(Reuters) – The US Securities and Exchange Commission on Wednesday proposed tightening a legal safe haven that allows corporate insiders to trade in a company's shares and other rules to improve the resilience of money market funds. also unveiled measures to increase transparency around stock repurchases and the complex derivatives at the heart of the New York-based Archegos' meltdown earlier this year.
The amount of change awaits marks a milestone for SEC President Gary Gensler, who has described an ambitious agenda to crack down on corporate misconduct and address market injustices since joining the Wall Street Watchdog in April.
The changes, which are subject to consultation, will affect some of America's companies, from listed companies and their tops. executives, to banking groups and asset managers including BlackRock, Vanguard, Fidelity and Goldman Sachs.
The proposed tightening of "1
The plans allow insiders to trade in the company's shares. at a predetermined future date, providing legal protection against potential allegations of insider dealing in material non-public information. Critics say it's far too easy to adopt, change or suspend business with little scrutiny.
Wednesday's proposal requires executives to disclose these plans and any changes, which are not currently required. For executives, the SEC also wants a "cooling-off period" of 120 days between the adoption of a plan and the first trade.

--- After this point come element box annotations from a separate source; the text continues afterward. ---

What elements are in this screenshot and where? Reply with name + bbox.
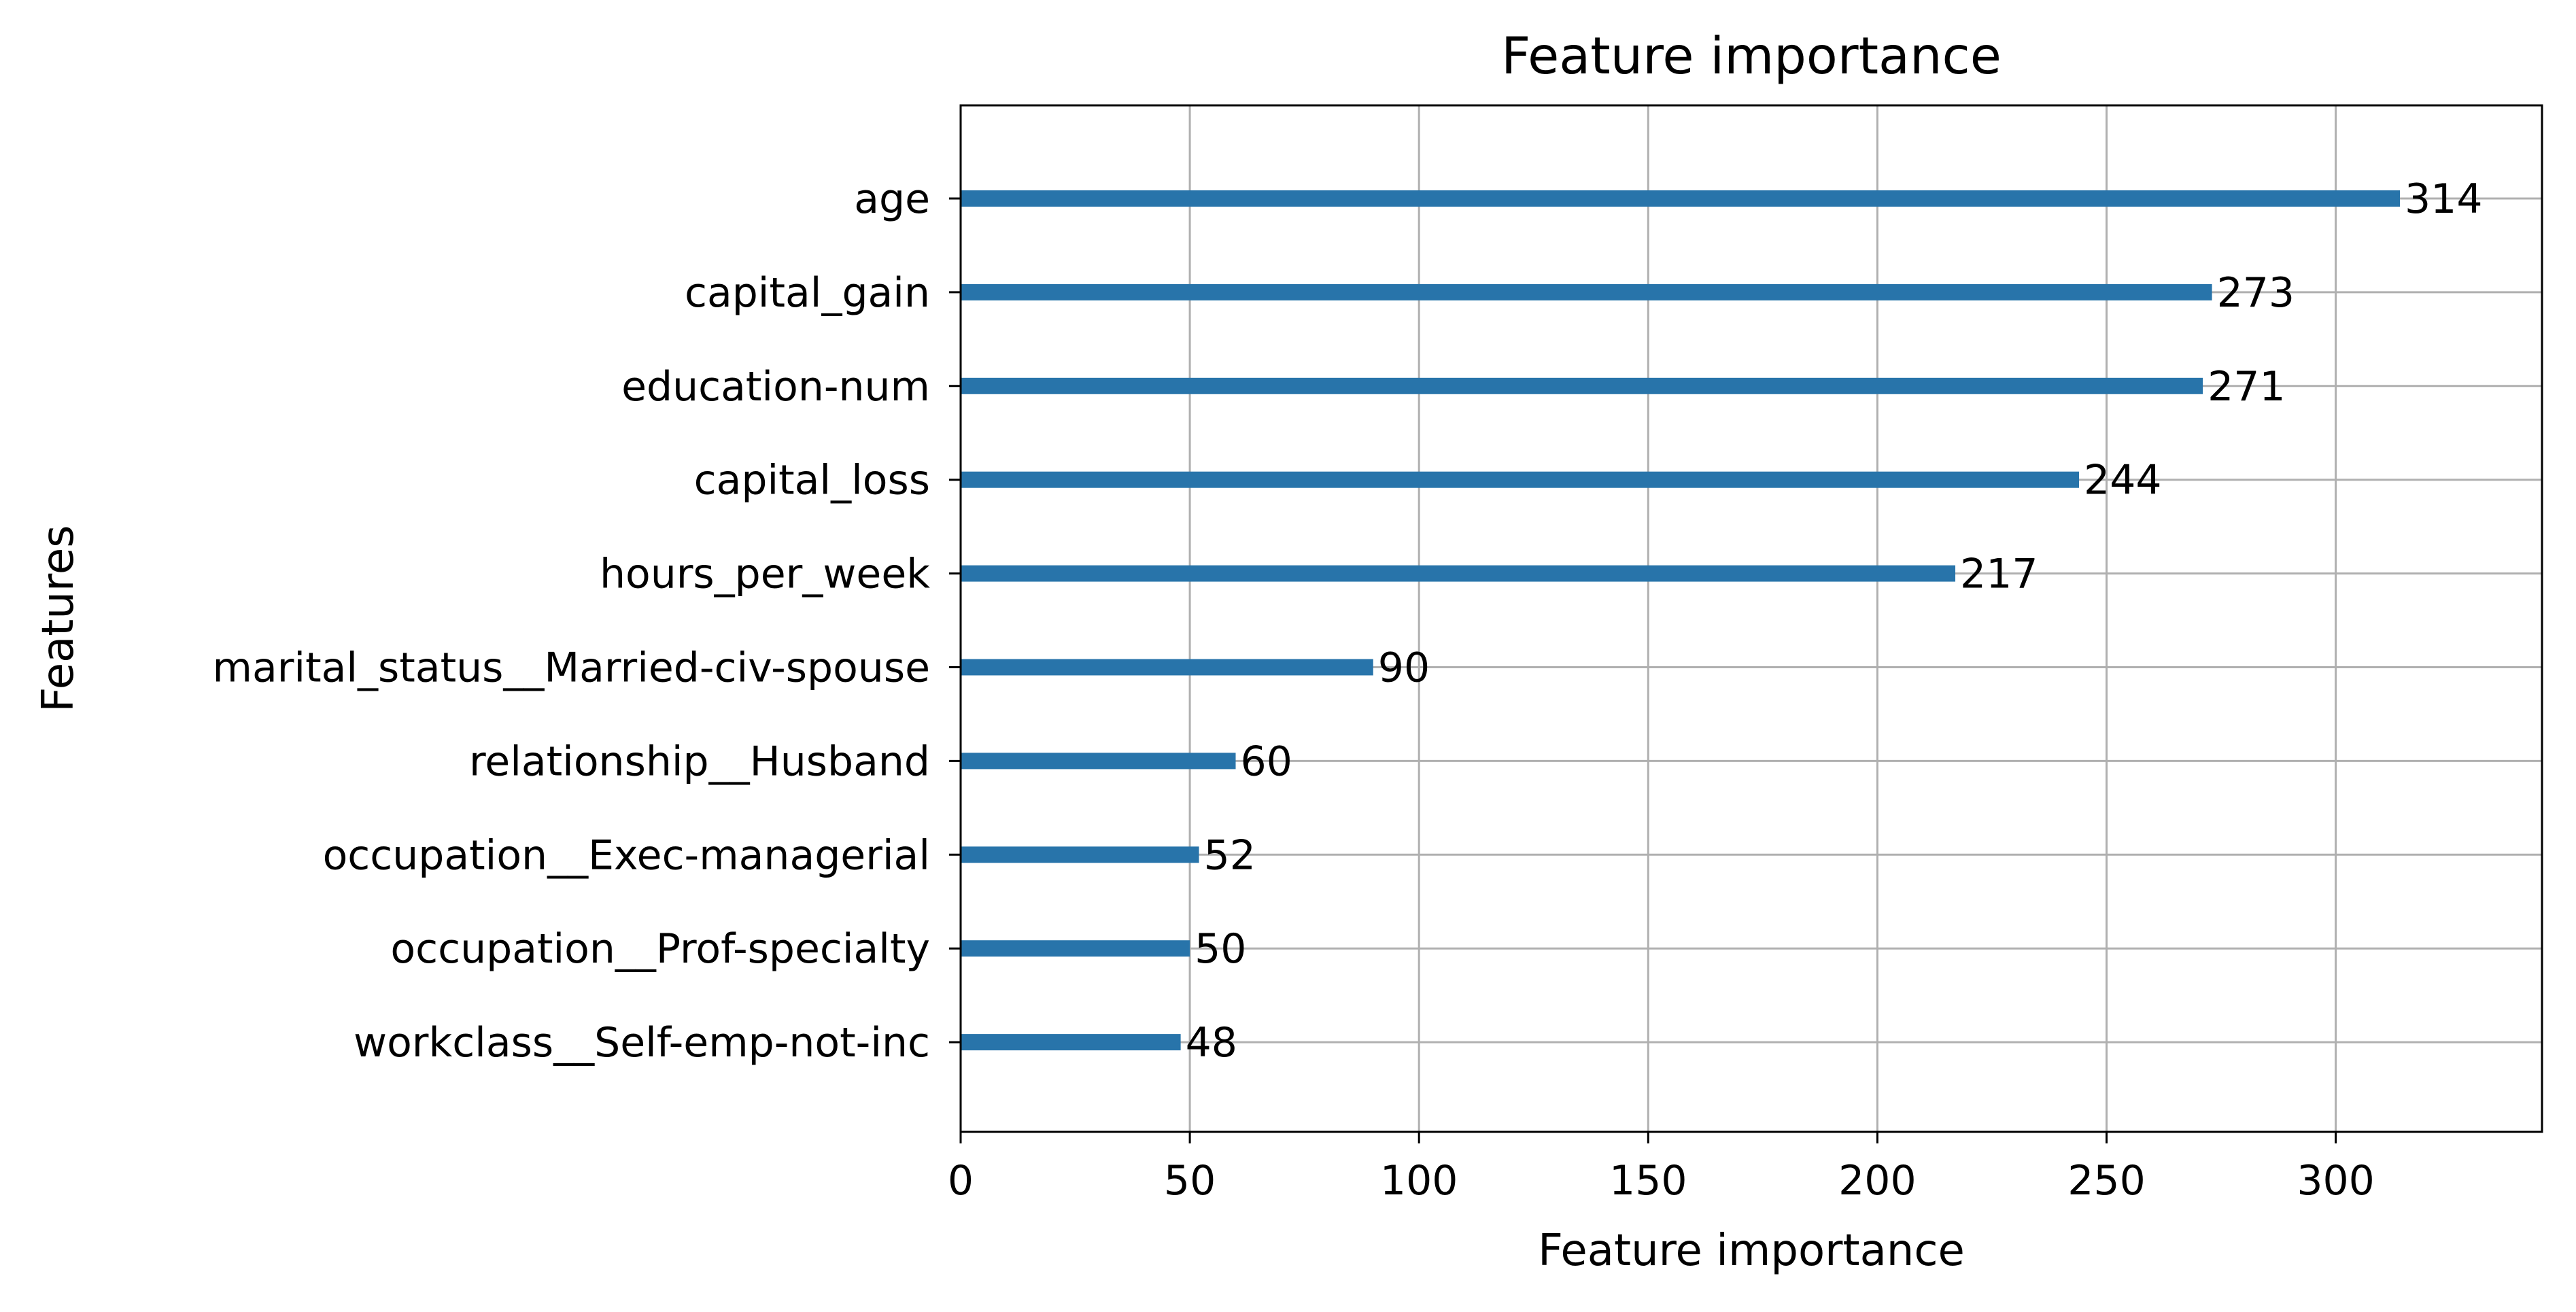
y-tick-label: occupation__Exec-managerial <box>323 831 930 879</box>
x-tick-label: 150 <box>1609 1157 1687 1205</box>
chart-title: Feature importance <box>1501 26 2002 86</box>
x-tick-label: 100 <box>1380 1157 1458 1205</box>
bar-value-label: 314 <box>2405 175 2483 223</box>
tick-layer: 0 50 100 150 200 250 300 <box>948 197 2375 1205</box>
bar-value-label: 90 <box>1378 644 1430 692</box>
bar <box>961 940 1190 957</box>
bar-layer <box>961 190 2400 1051</box>
label-layer: age 314 capital_gain 273 education-num 271 cap… <box>213 175 2483 1067</box>
grid-layer <box>959 105 2542 1132</box>
y-tick-label: marital_status__Married-civ-spouse <box>213 644 930 692</box>
y-tick-label: occupation__Prof-specialty <box>390 925 930 973</box>
x-axis-label: Feature importance <box>1538 1226 1965 1276</box>
x-tick-label: 200 <box>1838 1157 1917 1205</box>
bar <box>961 190 2400 207</box>
bar <box>961 283 2212 300</box>
bar <box>961 846 1199 863</box>
bar-value-label: 217 <box>1960 551 2038 598</box>
x-tick-label: 300 <box>2297 1157 2375 1205</box>
y-tick-label: relationship__Husband <box>469 738 930 785</box>
y-tick-label: capital_loss <box>694 457 930 504</box>
bar-value-label: 273 <box>2217 269 2295 317</box>
bar <box>961 565 1956 582</box>
y-tick-label: hours_per_week <box>600 551 930 598</box>
y-tick-label: workclass__Self-emp-not-inc <box>354 1019 930 1067</box>
bar <box>961 659 1373 676</box>
bar-value-label: 244 <box>2084 457 2162 504</box>
plot-frame <box>959 104 2543 1133</box>
bar-value-label: 271 <box>2208 363 2286 411</box>
bar-value-label: 50 <box>1195 925 1246 973</box>
x-tick-label: 0 <box>948 1157 974 1205</box>
x-tick-label: 50 <box>1164 1157 1216 1205</box>
bar <box>961 377 2203 394</box>
bar <box>961 1034 1181 1051</box>
y-tick-label: education-num <box>621 363 930 411</box>
bar <box>961 753 1236 770</box>
x-tick-label: 250 <box>2067 1157 2146 1205</box>
bar <box>961 471 2080 488</box>
bar-value-label: 60 <box>1241 738 1292 785</box>
y-tick-label: capital_gain <box>685 269 930 317</box>
y-tick-label: age <box>854 175 930 223</box>
y-axis-label: Features <box>33 525 84 712</box>
bar-value-label: 52 <box>1204 831 1256 879</box>
bar-value-label: 48 <box>1186 1019 1237 1067</box>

For companies trading in their own securities, the proposal would set a 30-day withdrawal period.
The proposal would also prevent insiders from having several overlapping plans, which Mr. Gensler said can allow insiders to choose advantageous plans that they thank.
While critics have long said the plans are flawed, renewed business conducted by executives at Pfizer and Moderna during the covid-19 vaccine development process re-examined such plans and highlighted transparency issues, says Daniel Taylor at the University of Pennsylvania & # 39 ;s Wharton School.
"There is growing evidence that these plans are at best used in a way they were not intended for and at worst abused for. to enrich corporate insiders, "he said.
Separately. , the agency also said it wants companies to disclose share repurchases one business day after a trade is completed, as opposed to the current quarterly disclosure rule.
“These issues speak to the confidence e that investors have in the markets. "Whenever we can increase investor confidence in the markets, it's good," said Gensler.
The agency also detailed changes to address systemic risks in the US $ 5 trillion money market sector, which were saved for a second time when investors fled these vehicles during the pandemic-induced turbulence of 2020.
Regulators have struggled for years to get a grip on the sector, which critics say now enjoys an implicit government guarantee.
On Wednesday, the SEC proposed new liquidity requirements, the abolition of redemption fees and restrictions and the adjustment of funds' value in line with trading activity to transfer costs to redemption investors. called "swing pricing." fraudulent, deceptive or manipulative behavior via security-based swaps.
Such privately traded derivatives were at the heart of Archego's meltdown, leaving the Wall Street banks on the other side of Family Office's business with losses of $ 10 billion.
Under the new rule, investors must publish such trades.